I do think there is also a very good chance that a new security camera will also be announced at the event and I am also hoping that a FaceID doorbell might be in the mix as well. Announcing a whole slew of new and updated products all in one event would be a pretty powerful statement of intent in terms of Apple and the smart home and the ability to do most of the stuff locally plus Apple's reputation for protecting user privacy would be good differentiators for Apple vs the competition.
 
One thing this might have, or at least I hope it has, that would almost certainly differentiate it from an iPad with attached high quality speaker is the quality of the microphone array. I have used both Nest and Echo display devices and even though they have displays to show me results my input method is almost invariably by voice commands. I think some people underestimate how important the quality and reliability of recognising the wake word and accurately hearing what the user subsequently says is to the overall user experience.

For an iPad or iPhone it is far more likely (pretty much inevitable) that the user is going to be within less than a metre from their device and probably closer when they talk to it and if they know they are in a noisy environment most people I've seen will lean in a bit so that the device can hear what they are saying.

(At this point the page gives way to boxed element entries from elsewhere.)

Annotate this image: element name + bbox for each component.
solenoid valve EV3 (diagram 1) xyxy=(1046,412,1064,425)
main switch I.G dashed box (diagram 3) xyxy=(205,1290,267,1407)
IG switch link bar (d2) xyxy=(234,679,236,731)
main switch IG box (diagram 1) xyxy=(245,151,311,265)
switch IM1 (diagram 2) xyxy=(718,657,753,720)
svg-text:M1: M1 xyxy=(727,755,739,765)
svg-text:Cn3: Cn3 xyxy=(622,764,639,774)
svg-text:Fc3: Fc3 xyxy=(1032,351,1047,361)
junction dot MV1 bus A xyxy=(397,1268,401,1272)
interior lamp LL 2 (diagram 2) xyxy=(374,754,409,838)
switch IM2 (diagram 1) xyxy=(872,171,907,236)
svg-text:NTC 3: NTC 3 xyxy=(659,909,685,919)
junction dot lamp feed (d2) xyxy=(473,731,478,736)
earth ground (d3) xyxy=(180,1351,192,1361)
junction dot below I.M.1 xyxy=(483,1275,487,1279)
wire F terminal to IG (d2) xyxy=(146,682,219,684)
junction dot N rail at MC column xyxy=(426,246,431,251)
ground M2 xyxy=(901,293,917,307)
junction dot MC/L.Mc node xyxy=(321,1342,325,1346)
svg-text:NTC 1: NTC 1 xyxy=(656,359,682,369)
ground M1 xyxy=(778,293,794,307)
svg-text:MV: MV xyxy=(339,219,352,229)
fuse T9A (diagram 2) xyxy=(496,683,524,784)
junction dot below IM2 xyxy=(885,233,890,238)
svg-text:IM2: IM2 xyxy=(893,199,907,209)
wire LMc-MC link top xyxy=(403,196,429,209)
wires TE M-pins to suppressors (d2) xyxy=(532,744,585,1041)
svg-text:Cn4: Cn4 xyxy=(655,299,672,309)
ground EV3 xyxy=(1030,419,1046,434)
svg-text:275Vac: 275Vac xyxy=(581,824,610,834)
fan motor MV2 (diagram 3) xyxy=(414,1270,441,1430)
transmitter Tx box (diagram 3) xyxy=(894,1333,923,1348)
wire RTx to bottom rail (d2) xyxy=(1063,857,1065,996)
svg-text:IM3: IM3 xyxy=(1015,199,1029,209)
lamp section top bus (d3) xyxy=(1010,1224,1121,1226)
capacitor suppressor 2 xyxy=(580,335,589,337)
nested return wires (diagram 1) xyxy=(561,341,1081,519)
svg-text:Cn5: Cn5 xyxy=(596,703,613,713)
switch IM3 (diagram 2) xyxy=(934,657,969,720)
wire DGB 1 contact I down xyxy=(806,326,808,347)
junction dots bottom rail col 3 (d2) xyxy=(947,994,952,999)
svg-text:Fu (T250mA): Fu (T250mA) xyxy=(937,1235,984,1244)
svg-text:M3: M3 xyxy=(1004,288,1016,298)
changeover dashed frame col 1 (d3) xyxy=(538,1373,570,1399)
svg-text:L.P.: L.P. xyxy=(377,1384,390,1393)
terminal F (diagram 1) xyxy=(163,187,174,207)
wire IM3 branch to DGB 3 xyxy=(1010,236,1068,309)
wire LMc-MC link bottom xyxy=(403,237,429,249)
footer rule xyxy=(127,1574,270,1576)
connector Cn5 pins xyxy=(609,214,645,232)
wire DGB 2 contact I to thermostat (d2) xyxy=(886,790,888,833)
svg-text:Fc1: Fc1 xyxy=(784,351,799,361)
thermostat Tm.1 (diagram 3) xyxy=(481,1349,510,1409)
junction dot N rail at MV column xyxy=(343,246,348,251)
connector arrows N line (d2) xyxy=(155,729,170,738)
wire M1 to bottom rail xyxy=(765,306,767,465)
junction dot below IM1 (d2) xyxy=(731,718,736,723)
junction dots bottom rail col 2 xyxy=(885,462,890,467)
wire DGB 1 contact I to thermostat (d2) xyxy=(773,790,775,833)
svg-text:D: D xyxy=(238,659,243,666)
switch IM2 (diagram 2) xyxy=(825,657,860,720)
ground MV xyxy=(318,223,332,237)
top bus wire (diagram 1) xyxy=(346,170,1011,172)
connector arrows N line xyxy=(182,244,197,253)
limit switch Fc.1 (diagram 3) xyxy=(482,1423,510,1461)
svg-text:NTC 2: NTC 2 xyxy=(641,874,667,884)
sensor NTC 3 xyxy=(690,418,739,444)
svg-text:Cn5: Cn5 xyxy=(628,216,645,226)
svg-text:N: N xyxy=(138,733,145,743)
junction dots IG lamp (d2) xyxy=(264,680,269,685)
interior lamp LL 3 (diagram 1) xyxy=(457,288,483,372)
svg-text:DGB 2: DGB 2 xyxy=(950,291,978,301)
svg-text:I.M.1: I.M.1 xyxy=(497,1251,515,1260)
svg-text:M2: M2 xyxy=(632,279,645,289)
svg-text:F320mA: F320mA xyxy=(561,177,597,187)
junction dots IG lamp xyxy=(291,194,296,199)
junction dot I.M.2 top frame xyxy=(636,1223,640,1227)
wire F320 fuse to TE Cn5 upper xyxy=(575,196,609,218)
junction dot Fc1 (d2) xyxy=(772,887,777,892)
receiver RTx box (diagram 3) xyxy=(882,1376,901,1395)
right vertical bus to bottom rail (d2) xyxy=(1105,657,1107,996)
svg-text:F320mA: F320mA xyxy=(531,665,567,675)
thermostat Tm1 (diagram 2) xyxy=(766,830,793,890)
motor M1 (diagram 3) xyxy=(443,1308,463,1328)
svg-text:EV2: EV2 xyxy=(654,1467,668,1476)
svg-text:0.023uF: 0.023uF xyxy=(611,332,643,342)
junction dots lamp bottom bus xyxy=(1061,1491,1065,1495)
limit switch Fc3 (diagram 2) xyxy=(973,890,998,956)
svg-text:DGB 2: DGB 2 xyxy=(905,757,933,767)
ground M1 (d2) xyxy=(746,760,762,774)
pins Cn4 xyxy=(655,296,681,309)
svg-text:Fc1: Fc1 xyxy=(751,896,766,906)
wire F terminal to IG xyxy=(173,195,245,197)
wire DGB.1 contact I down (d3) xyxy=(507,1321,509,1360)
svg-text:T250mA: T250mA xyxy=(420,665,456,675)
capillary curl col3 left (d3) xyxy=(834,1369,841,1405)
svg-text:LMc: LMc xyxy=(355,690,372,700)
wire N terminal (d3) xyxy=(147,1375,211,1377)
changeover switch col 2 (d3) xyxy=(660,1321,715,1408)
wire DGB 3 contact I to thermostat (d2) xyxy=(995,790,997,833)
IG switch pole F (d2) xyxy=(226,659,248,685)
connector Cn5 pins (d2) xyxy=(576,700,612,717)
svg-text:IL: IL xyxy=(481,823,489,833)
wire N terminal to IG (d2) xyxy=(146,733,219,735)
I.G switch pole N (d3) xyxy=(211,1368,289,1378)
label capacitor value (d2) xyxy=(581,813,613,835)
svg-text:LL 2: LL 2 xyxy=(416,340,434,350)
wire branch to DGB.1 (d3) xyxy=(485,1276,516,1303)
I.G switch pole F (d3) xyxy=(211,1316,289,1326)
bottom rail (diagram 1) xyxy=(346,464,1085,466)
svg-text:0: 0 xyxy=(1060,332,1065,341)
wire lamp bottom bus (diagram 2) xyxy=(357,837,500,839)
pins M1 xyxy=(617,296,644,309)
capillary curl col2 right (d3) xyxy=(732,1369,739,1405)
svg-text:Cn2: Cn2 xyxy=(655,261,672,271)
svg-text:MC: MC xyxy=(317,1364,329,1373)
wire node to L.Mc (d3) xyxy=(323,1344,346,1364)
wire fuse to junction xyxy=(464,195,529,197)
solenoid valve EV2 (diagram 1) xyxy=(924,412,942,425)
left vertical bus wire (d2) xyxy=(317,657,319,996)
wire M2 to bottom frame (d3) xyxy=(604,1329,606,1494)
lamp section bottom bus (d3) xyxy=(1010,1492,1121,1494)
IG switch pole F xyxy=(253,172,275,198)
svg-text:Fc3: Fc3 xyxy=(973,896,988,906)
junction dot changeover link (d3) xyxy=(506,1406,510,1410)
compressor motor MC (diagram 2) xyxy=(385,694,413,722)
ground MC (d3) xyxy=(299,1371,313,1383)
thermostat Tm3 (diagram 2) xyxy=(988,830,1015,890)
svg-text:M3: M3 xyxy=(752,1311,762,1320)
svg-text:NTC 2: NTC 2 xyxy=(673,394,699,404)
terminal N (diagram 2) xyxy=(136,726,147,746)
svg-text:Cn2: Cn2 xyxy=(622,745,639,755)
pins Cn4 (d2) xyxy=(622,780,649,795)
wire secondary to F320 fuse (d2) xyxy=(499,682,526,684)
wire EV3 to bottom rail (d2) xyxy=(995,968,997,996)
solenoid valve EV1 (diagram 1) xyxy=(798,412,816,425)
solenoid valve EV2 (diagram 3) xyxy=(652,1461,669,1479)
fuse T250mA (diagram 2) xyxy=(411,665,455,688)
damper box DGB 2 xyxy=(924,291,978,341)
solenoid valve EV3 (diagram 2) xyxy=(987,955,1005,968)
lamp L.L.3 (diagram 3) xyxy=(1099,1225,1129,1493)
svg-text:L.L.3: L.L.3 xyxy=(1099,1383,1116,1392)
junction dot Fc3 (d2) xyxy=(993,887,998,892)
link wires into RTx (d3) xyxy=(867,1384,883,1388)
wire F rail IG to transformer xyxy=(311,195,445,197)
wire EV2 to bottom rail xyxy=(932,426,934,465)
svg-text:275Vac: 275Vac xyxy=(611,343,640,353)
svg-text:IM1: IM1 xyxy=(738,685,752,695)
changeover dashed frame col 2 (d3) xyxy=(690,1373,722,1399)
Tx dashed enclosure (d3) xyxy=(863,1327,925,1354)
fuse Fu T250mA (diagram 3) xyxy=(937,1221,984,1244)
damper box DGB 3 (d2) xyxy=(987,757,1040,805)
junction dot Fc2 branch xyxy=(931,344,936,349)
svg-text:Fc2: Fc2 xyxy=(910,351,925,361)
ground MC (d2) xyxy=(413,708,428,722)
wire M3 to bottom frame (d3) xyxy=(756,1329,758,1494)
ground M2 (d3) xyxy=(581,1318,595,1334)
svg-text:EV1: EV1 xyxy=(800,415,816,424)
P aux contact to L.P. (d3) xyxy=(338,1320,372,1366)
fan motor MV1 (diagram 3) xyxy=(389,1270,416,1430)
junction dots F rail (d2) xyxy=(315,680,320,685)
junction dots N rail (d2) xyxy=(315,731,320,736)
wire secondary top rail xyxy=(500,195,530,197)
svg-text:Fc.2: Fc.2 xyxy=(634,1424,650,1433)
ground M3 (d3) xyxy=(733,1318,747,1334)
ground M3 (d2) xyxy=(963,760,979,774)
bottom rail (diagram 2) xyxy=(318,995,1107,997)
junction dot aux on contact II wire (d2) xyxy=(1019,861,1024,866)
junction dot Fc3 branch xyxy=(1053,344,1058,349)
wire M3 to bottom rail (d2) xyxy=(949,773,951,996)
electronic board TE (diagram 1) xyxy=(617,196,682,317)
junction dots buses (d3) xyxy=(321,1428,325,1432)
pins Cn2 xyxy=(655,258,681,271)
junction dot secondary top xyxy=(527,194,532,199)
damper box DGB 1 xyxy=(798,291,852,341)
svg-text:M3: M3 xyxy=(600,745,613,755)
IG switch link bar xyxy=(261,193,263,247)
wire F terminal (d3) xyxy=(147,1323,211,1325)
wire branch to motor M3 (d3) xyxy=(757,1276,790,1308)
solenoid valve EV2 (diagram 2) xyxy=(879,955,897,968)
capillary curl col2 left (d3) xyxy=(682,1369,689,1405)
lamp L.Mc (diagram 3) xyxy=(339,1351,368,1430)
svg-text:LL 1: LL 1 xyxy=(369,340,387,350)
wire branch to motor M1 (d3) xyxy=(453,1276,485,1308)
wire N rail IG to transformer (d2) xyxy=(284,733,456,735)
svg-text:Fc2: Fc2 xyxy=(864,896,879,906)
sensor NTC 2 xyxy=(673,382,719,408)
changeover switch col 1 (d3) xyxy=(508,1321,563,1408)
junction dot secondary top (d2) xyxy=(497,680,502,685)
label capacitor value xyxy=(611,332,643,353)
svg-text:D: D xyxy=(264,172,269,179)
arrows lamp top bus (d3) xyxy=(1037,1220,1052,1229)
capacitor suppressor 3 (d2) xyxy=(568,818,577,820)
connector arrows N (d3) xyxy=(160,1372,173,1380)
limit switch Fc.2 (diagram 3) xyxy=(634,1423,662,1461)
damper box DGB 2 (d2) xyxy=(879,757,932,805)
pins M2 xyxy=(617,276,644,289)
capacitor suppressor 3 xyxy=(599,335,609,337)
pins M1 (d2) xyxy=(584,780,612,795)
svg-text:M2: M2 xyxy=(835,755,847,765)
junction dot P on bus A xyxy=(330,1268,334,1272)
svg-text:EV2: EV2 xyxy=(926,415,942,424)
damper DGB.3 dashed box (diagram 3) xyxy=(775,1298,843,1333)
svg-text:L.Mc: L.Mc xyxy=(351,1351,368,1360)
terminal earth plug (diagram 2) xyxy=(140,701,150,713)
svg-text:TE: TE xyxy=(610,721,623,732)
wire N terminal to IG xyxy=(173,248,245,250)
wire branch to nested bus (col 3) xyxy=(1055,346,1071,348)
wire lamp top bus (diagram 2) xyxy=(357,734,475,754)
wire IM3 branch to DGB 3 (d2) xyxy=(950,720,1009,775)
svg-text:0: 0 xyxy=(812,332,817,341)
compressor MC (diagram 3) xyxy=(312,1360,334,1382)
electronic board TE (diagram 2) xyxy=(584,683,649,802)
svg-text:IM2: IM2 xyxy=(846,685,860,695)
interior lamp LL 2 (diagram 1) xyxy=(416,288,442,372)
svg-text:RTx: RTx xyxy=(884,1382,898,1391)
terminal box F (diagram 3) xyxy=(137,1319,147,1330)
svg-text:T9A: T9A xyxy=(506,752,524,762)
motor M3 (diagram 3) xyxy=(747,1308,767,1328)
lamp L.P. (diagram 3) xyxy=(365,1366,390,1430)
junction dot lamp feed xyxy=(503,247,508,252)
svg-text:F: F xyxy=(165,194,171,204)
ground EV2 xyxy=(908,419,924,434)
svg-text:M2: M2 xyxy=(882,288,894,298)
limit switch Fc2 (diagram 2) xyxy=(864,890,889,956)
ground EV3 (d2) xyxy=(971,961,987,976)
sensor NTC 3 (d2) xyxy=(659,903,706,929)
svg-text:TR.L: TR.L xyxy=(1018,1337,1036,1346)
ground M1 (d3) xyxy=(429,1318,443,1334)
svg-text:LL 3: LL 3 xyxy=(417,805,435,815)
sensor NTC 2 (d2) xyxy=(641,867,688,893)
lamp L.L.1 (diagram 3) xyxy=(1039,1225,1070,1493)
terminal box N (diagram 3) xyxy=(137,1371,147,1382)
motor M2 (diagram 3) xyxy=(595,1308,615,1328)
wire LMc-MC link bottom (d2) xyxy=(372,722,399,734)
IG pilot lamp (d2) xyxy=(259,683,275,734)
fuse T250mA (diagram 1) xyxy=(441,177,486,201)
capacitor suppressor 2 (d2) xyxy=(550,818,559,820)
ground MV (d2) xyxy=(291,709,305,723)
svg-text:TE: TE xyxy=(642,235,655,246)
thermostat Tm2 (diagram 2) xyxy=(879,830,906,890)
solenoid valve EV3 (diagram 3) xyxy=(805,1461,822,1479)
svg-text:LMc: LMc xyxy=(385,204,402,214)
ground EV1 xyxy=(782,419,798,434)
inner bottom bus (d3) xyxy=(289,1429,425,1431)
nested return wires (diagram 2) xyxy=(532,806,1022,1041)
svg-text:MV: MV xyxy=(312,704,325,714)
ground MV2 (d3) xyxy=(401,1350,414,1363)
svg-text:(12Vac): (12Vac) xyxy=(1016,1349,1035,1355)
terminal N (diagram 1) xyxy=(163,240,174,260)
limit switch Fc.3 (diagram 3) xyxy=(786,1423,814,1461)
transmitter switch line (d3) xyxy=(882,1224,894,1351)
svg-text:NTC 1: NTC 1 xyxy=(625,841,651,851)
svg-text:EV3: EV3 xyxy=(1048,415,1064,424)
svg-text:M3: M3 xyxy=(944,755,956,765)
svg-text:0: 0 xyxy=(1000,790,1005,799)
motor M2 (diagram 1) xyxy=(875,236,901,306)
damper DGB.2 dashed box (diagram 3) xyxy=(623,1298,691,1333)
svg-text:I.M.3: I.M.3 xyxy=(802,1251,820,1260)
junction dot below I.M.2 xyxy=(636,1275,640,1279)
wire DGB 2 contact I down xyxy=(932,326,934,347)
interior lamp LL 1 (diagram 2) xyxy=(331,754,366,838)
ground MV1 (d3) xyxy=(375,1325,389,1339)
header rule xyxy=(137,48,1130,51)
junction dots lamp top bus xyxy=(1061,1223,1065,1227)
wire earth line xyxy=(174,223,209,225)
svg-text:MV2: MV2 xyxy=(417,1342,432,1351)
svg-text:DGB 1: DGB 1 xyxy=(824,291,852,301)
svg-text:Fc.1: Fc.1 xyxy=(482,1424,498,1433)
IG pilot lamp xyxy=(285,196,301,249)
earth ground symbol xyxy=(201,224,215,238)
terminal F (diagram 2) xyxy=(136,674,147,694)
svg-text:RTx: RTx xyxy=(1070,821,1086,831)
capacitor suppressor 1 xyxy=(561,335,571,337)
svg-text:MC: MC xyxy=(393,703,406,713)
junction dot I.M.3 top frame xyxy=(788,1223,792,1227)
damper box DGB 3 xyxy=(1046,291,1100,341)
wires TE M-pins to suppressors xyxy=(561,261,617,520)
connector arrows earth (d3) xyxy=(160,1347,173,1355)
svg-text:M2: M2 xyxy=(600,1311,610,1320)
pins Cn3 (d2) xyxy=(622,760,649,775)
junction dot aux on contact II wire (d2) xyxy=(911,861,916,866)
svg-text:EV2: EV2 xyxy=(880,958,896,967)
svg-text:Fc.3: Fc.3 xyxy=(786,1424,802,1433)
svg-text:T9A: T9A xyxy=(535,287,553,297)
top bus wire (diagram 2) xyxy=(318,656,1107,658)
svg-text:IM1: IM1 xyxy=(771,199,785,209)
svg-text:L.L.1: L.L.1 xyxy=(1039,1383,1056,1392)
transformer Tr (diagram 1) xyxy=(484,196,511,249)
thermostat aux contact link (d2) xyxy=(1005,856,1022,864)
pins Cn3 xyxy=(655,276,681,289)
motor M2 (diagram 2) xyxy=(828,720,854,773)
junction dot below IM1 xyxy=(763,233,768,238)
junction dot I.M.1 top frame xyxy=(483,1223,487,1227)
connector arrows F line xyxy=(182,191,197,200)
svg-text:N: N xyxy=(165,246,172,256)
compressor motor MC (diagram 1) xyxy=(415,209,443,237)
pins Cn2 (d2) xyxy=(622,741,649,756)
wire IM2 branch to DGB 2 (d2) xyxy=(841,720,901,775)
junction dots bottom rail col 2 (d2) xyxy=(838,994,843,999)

Even with a device like the one being discussed here, a HomePod with a display, there will still be setups where it will be the only HomePod in a room so someone might want to talk to it across a room, maybe with the TV playing in the background, to say stuff like "Siri, dim the lights" or "Siri, when is Jack due to arrive?" or "Siri, what time do I have to leave for my doctor's appointment?" or whatever. Would simply putting an iPad on a stand in the corner of a room have a good enough microphone setup to be able to handle those sort of interactions at 3/4/5 metre distances without the user having to shout at it? I suspect not.

Responsiveness to the wake word, even when spoken softly in a somewhat noisy environment, is pretty much the first thing I judge any smart-speaker based system on for smart speaker devices with or without a display. It's the main reason I now use Amazon rather than Nest devices despite Google Assistant still being way smarter than Alexa. That is also the reason, if Apple delivers high quality hardware (good audio quality for the size and good mic arrays in all of its HomePod products), why I plan to move to Apple devices as long as the new improved Siri turns out to at least be a match for Amazon Alexa and ideally as good or better than Google Assistant.
 
Agree on HomeAssistant. I love it but it does require some in-depth knowledge to deal with some integrations or to customize the UI. I can see that being a bridge too far for many average consumers. Most won’t want to “tinker” with it, and that’s understandable.

But it does have some advantages such as the local operation you mentioned, UI can be customized how you want, UI is easily shared and accessible via app or plain web browser, easily use devices in automations to suit your needs (example: the power strip feeding my 3d printer setup gets disconnected from power automatically 2 minutes after the end of the print job), and the ability to integrate devices that support multiple communication standards, including some older ones (no need to buy replacements due to evolving smart home tech until the devices die or you just want to).

Yes, if Apple can provide a quality easy to use system that STILL just works if the internet goes down, it could be worth a look. Home Assistant is powerful but can be complex and in depth.